Constructionism is an approach proposed by Seymour Papert to re-invigorate the interest of students in Mathematics and STEM fields. In his influential initial work, Mindstorms (1980), he envisions a future where children grow up using the computer, getting inspired by it, thus finding Mathematics and STEM more exciting and less daunting. In the four decades since, constructionism has been used primarily in the pre-university education to enhance student learning (a great integrated example is the British ScratchMath program aiming at 5th and 6th grade students). Over the past decade, constructionist approaches started to appear at university-level education too.

This paper describes a constructionist workshop designed to provide support for freshman business, economics or data science students studying statistics. At the Business School of Saint Mary's College of California, every student is expected to pass an introductory statistics class, irrespective of their chosen major or concentration. This means that the course is taken by students from vastly different backgrounds.
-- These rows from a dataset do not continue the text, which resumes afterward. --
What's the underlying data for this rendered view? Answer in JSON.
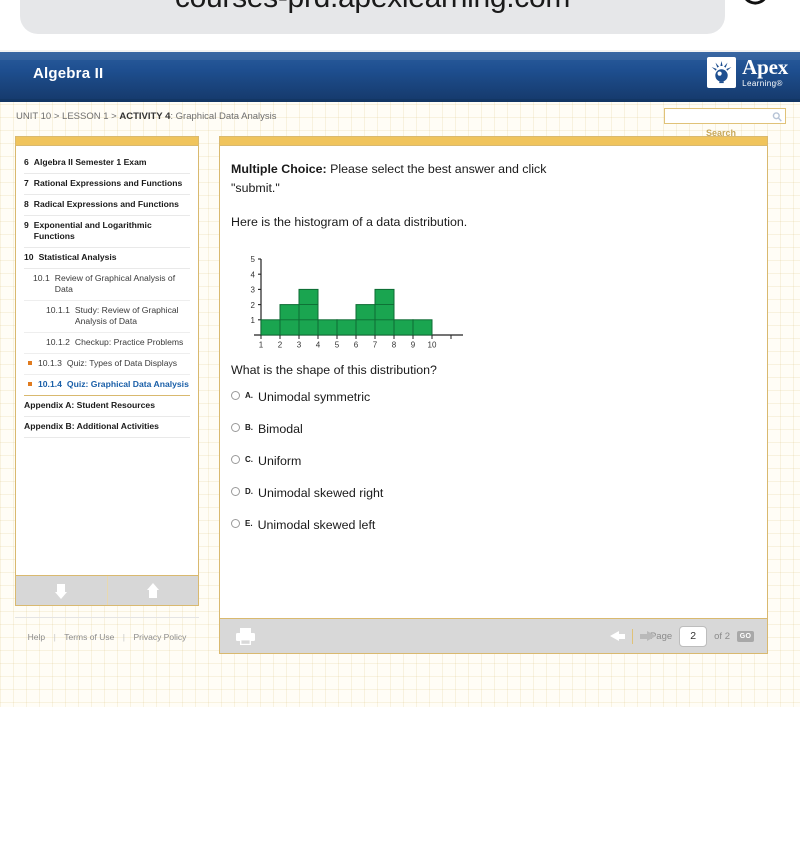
{
  "browser": {
    "url": "courses-prd.apexlearning.com",
    "reload_icon": "reload-icon"
  },
  "header": {
    "course_title": "Algebra II",
    "logo": {
      "mark_icon": "apex-lightbulb-icon",
      "name": "Apex",
      "tagline": "Learning®"
    },
    "colors": {
      "header_blue": "#1e4f90",
      "accent_gold": "#f0c45c",
      "panel_border": "#d9b96f",
      "active_link_blue": "#1a5fa8",
      "bullet_orange": "#e07b1f",
      "bar_green": "#1aa550"
    }
  },
  "breadcrumb": {
    "unit": "UNIT 10",
    "sep1": ">",
    "lesson": "LESSON 1",
    "sep2": ">",
    "activity": "ACTIVITY 4",
    "colon_title": ": Graphical Data Analysis"
  },
  "search": {
    "value": "",
    "placeholder": "",
    "label": "Search",
    "icon": "magnifier-icon"
  },
  "sidebar": {
    "items": [
      {
        "num": "6",
        "label": "Algebra II Semester 1 Exam",
        "level": 1,
        "active": false,
        "marked": false
      },
      {
        "num": "7",
        "label": "Rational Expressions and Functions",
        "level": 1,
        "active": false,
        "marked": false
      },
      {
        "num": "8",
        "label": "Radical Expressions and Functions",
        "level": 1,
        "active": false,
        "marked": false
      },
      {
        "num": "9",
        "label": "Exponential and Logarithmic Functions",
        "level": 1,
        "active": false,
        "marked": false
      },
      {
        "num": "10",
        "label": "Statistical Analysis",
        "level": 1,
        "active": false,
        "marked": false
      },
      {
        "num": "10.1",
        "label": "Review of Graphical Analysis of Data",
        "level": 2,
        "active": false,
        "marked": false
      },
      {
        "num": "10.1.1",
        "label": "Study: Review of Graphical Analysis of Data",
        "level": 3,
        "active": false,
        "marked": false
      },
      {
        "num": "10.1.2",
        "label": "Checkup: Practice Problems",
        "level": 3,
        "active": false,
        "marked": false
      },
      {
        "num": "10.1.3",
        "label": "Quiz: Types of Data Displays",
        "level": 3,
        "active": false,
        "marked": true
      },
      {
        "num": "10.1.4",
        "label": "Quiz: Graphical Data Analysis",
        "level": 3,
        "active": true,
        "marked": true
      },
      {
        "num": "",
        "label": "Appendix A: Student Resources",
        "level": 0,
        "active": false,
        "marked": false
      },
      {
        "num": "",
        "label": "Appendix B: Additional Activities",
        "level": 0,
        "active": false,
        "marked": false
      }
    ],
    "scroll_down_icon": "arrow-down-icon",
    "scroll_up_icon": "arrow-up-icon"
  },
  "footer": {
    "links": [
      "Help",
      "Terms of Use",
      "Privacy Policy"
    ],
    "separator": "|"
  },
  "question": {
    "kind_label": "Multiple Choice:",
    "instruction": " Please select the best answer and click \"submit.\"",
    "intro": "Here is the histogram of a data distribution.",
    "prompt": "What is the shape of this distribution?",
    "choices": [
      {
        "letter": "A.",
        "text": "Unimodal symmetric",
        "selected": false
      },
      {
        "letter": "B.",
        "text": "Bimodal",
        "selected": false
      },
      {
        "letter": "C.",
        "text": "Uniform",
        "selected": false
      },
      {
        "letter": "D.",
        "text": "Unimodal skewed right",
        "selected": false
      },
      {
        "letter": "E.",
        "text": "Unimodal skewed left",
        "selected": false
      }
    ]
  },
  "chart_data": {
    "type": "bar",
    "title": "",
    "xlabel": "",
    "ylabel": "",
    "categories": [
      "1",
      "2",
      "3",
      "4",
      "5",
      "6",
      "7",
      "8",
      "9",
      "10"
    ],
    "values": [
      1,
      2,
      3,
      1,
      1,
      2,
      3,
      1,
      1,
      0
    ],
    "ylim": [
      0,
      5
    ],
    "yticks": [
      1,
      2,
      3,
      4,
      5
    ],
    "xticks": [
      "1",
      "2",
      "3",
      "4",
      "5",
      "6",
      "7",
      "8",
      "9",
      "10"
    ],
    "grid": false,
    "legend": "none",
    "bar_color": "#1aa550",
    "bar_edge_color": "#0d6b33",
    "shape": "bimodal"
  },
  "toolbar": {
    "print_icon": "printer-icon",
    "prev_icon": "arrow-left-icon",
    "next_icon": "arrow-right-icon",
    "page_word": "Page",
    "page_value": "2",
    "of_text": "of 2",
    "go_label": "GO"
  }
}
The proposed workshop would target students with some introductory computer science background (specifically, Python). This pre-existing programming knowledge would be used in the workshops to guide the students through the process of implementing various statistical calculations. Instead of learning how to use existing statistical packages (which the students do in the main course anyway), they would re-implement the calculations themselves. Through this re-construction, they need to get a thorough understanding of how the various equations and algorithms operate, think through how to handle edge cases, and how they could utilize their earlier implementations to expand them to more complex calculations. They will not just memorize formulas or utilize them, but carefully examine and understand them to be able to implement them. By the end of the workshop, the students are expected to have gained a more thorough, deep and meaningful understanding of the various statistical tools and techniques, leading to better knowledge retention and improved ability to utilize these skills.

The paper starts by showcasing studies introducing the problem, and then will sketch out the structure of the proposed workshops, the programming environments to be considered, the expected learning outcomes and the planned forms of assessments of said learning outcomes.
Keywords:
Statistics education, Math phobia, Constructionism, Constructivism.